Die Lebenserwartung der Bevölkerung hat in den letzten Jahren zugenommen, der Zahl älterer Menschen mit Mehrfacherkrankungen wächst stetig. Laut Prognosen wird der Anteil der über 60-jährigen Patienten auf Intensivstationen weltweit von zwölf Prozent im Jahr 2013 auf 21 Prozent in 2050 zunehmen und sich damit fast verdoppeln. "Die moderne Intensivmedizin steht vor großen Herausforderungen, die durch den demografischen Wandel bedingt sind", sagt Professor Dr. Uwe Janssens, Generalsekretär der Deutschen Gesellschaft für Intensivmedizin und Notfallmedizin (DGIIN) und Chefarzt der Klinik für Innere Medizin und Internistische Intensivmedizin am St.-Antonius-Hospital Eschweiler.
Wo früher in akuten Krisensituationen der Tod unvermeidlich war – beispielsweise bei Unfallopfern mit schwerwiegenden Verletzungen oder älteren, vielfach erkrankten Patienten – haben technologische und medizinische Fortschritte in Diagnostik und Überwachung neue Überlebensperspektiven geschaffen. Intensivmedizin ermöglicht das Fortführen des Lebens vieler Patienten mit lebensbedrohlichen Erkrankungen. Etwa durch Reanimation und künstliche Beatmung, Stabilisierung des Kreislaufs, Aufrechterhaltung der Stoffwechselfunktionen und durch die Gabe hochwertiger Medikamente. Nach Auffassung der DGIIN müsse bei allen Bemühungen stets auch der Patientenwille im Blick gehalten werden. Insbesondere, wenn das Überleben nur um den Preis einer dauerhaften schweren Einschränkung der Lebensqualität sichergestellt werden könne.

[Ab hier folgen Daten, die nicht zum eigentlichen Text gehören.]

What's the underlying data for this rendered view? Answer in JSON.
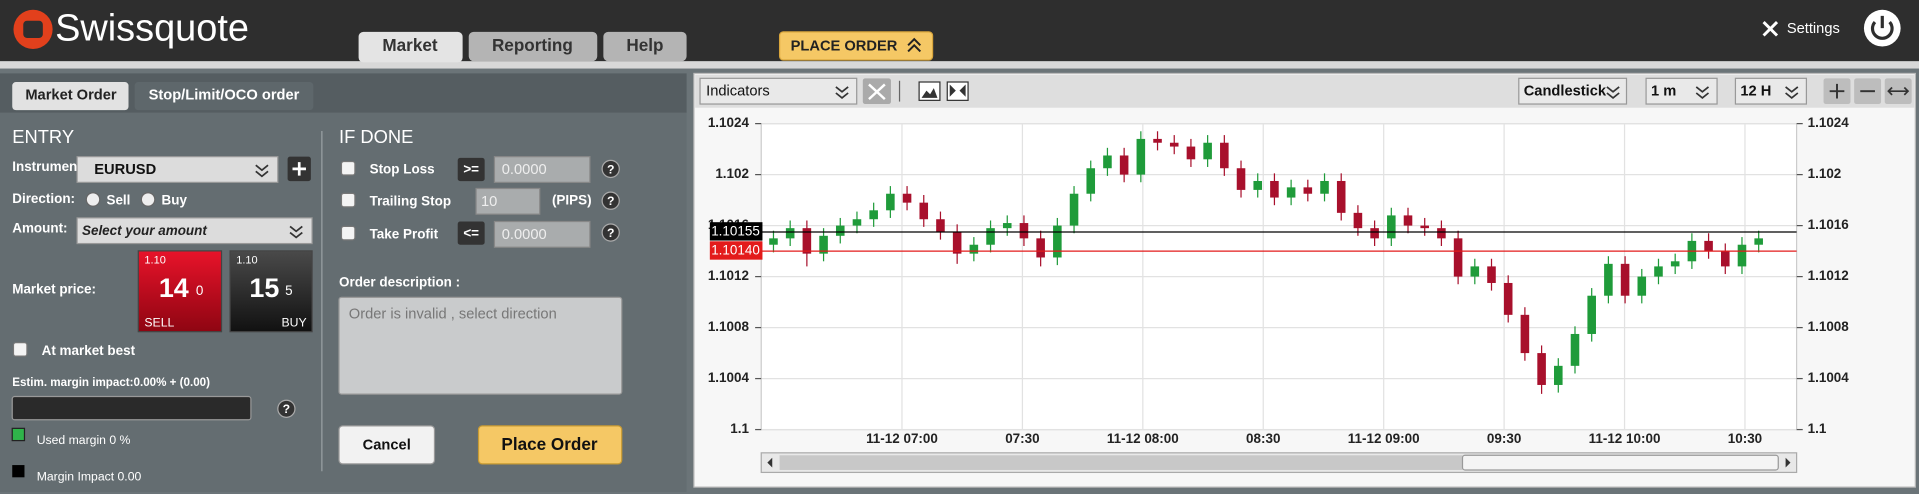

"In der Intensivmedizin kommt es immer wieder zu einer kompletten, teilweise unumkehrbaren Abhängigkeit des Patienten von lebensunterstützenden Apparaturen. In manchen Fällen wird die intensivmedizinische Behandlung nur mit schweren seelischen und körperlichen Defiziten überlebt – das kann für Patienten und Angehörige große dauerhafte Belastungen bedeuten", sagt Janssens. Intensivmediziner sehen sich häufig mit der Frage der Sinnhaftigkeit oder Sinnlosigkeit der weiteren Behandlung konfrontiert. Bei der medizinischen Indikation für eine Therapiefortführung komme dem Intensivmediziner und Behandlungsteam daher eine hohe Verantwortung zu. Der Patient mit seinen moralischen Werten, Wünschen und Lebensentwürfen sei innerhalb dieses Entscheidungsprozesses zu respektieren.
Intensivmediziner und Patienten oder stellvertretend Angehörige sind nach Auffassung der DGIIN als gleichwertige Partner zu betrachten, die gemeinsam ein sinnvolles und nachvollziehbares Therapieziel formulieren. "Das erfordert von Intensivmedizinern nicht nur einen hohen medizinischen Sachverstand, sondern auch juristische Kenntnisse, soziale Kompetenz, ethisch-moralisches Verständnis und gute Kommunikationsfähigkeit mit dem Behandlungsteam, Patienten und Angehörigen", betont Professor Dr. Reimer Riessen, Leiter der Internistischen Intensivstation des Departments für Innere Medizin am Universitätsklinikum Tübingen und Präsident der DGIIN.
Allerdings kann es im intensivmedizinischen Alltag vorkommen, dass der Patientenwunsch nicht immer eindeutig definiert ist oder sich im Verlauf einer Behandlung durchaus auch verändern kann. Janssens macht dies an einem konkreten Fall deutlich: "Beispielsweise kann das Leben im Rollstuhl von einem derzeit gesunden Menschen als nicht akzeptabel bewertet werden, dagegen kann derselbe Mensch im Falle des tatsächlichen Erlebens dieser Situation diese als durchaus lebenswert erfahren." Wenn aber aus Sicht des Patienten eine Weiterbehandlung sinnlos sei, könne sie nicht durch eine vermeintliche medizinische Hilfeleistungspflicht gerechtfertigt werden. "Dies entspricht juristisch dem Tatbestand einer strafbewehrten Körperverletzung", betont Janssens. Ist der Patient aufgrund seiner Erkrankung hingegen nicht mehr in der Lage, seinen Willen auszudrücken und liegt keine Patientenverfügung vor, müssen Angehörige, Bevollmächtigte oder Betreuer stellvertretend über die Fortführung der Intensivmedizin entscheiden.